MedicalResearch.com Interview with:
Michael Sigal PhD
Clinical scientist of the Charité — Universitätsmedizin Berlin
Investigator at the Max Planck Institute for Infection Biology
MedicalResearch.com: What is the background for this study? What are the main findings?
Response: We have previously found that H. pylori can colonize gastric glands and that in colonized glands the epithelial turnover was increased. We wanted to characterize the mechanisms that control the gland turnover in the stomach.

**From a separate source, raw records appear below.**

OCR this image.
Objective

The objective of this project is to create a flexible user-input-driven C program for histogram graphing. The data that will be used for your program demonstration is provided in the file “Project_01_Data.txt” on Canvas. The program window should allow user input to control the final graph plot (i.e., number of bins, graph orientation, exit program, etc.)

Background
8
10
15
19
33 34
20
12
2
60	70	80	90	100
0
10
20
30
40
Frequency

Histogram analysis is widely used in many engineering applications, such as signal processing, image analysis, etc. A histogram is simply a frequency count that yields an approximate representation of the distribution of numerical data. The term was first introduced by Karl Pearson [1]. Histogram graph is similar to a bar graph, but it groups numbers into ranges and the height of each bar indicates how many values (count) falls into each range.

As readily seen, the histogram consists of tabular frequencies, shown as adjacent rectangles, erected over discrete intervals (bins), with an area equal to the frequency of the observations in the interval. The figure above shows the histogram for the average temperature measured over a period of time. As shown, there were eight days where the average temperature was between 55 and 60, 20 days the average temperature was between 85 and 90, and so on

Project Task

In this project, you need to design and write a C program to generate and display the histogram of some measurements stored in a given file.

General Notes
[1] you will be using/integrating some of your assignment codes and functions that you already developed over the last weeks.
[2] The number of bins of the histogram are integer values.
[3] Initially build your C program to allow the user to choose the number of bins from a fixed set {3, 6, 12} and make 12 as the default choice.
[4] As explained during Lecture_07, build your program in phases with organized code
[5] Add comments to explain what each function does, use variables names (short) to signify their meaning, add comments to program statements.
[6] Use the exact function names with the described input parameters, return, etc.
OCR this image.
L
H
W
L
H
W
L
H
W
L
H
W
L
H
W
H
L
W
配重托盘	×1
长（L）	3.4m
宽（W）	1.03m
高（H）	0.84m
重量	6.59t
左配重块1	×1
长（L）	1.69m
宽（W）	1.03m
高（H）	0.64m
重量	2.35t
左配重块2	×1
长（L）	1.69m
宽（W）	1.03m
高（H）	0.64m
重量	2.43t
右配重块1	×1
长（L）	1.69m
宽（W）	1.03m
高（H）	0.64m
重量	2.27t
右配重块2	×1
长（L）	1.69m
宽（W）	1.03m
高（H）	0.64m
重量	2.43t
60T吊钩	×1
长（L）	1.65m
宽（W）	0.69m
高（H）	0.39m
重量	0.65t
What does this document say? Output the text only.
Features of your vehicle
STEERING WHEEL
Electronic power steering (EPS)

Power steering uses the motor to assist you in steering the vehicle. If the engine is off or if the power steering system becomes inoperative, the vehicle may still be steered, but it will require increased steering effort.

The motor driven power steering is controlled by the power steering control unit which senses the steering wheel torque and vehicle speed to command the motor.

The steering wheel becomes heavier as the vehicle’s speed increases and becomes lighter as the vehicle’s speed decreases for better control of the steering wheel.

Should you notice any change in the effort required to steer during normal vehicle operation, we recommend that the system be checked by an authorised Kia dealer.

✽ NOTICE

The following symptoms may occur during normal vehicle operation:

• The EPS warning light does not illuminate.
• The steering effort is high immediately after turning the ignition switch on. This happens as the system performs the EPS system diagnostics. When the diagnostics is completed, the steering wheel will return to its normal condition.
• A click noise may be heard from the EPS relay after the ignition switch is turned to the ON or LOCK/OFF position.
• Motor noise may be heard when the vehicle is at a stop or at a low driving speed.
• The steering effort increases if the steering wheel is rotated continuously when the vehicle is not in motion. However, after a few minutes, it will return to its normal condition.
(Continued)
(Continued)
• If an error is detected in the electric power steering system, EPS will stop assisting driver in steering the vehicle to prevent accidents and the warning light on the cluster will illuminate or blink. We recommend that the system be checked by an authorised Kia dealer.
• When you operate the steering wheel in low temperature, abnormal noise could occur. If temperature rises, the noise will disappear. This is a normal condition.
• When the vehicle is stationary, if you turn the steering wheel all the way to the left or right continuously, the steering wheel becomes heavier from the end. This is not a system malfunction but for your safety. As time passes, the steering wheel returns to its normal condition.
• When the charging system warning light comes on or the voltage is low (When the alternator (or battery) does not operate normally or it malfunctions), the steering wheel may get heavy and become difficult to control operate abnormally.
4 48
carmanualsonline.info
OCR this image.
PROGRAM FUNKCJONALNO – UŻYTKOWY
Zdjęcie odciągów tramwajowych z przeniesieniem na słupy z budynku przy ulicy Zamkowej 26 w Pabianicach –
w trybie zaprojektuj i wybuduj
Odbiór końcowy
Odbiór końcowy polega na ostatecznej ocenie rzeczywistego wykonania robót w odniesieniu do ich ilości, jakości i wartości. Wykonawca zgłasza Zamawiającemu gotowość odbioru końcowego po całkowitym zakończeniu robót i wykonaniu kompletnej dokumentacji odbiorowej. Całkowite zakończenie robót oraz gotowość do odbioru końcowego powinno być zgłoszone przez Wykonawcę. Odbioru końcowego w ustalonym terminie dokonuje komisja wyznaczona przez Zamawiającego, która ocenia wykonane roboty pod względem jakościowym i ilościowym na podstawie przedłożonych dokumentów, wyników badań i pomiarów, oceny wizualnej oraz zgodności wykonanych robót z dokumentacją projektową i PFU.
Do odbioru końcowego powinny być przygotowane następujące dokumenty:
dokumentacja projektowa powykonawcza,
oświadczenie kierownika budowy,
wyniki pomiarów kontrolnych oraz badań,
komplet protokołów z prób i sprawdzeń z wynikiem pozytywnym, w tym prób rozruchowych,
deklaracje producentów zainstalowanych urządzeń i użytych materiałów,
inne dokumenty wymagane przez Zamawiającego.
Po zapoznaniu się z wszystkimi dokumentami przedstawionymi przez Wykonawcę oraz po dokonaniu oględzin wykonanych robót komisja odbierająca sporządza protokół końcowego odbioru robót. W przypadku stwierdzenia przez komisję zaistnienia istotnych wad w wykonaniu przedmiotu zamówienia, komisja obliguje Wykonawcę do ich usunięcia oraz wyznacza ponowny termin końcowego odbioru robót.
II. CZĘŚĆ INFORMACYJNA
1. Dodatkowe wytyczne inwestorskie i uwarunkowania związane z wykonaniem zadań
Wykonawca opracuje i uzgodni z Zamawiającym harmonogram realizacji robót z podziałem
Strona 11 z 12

We found that Axin2, a classic Wnt target gene, marks two different subpopulations of cells with stem cell properties, one of which is Lgr5-positive and the other one Lgr5-negative. Both populations are affected by Rspondin 3, that is produced in myofibroblasts right beneath the stem cell compartment. Rspondin is crucial for stem cell signaling and knockout of Rspondin 3 in myofibroblasts results in loss of Lgr5 and Axin2 expression. Once we increased the bioavailability of Rspondin, that now could also interact with cells outside of the stem cell compartment, we noticed that the number of Axin2 positive stem cells dramatically increased. Of interest, only Lgr5-negative cells expanded in number and proliferate more, while the Lgr5-positive cells remained silenced.
Infection with Helicobacter pylori leads to an expansion of Axin2-positive cells which is driven by increased expression of Rspondin3. Expansion of the long lived stem cell pool could be an explanation for how H. pylori infection increases the risk for gastric cancer.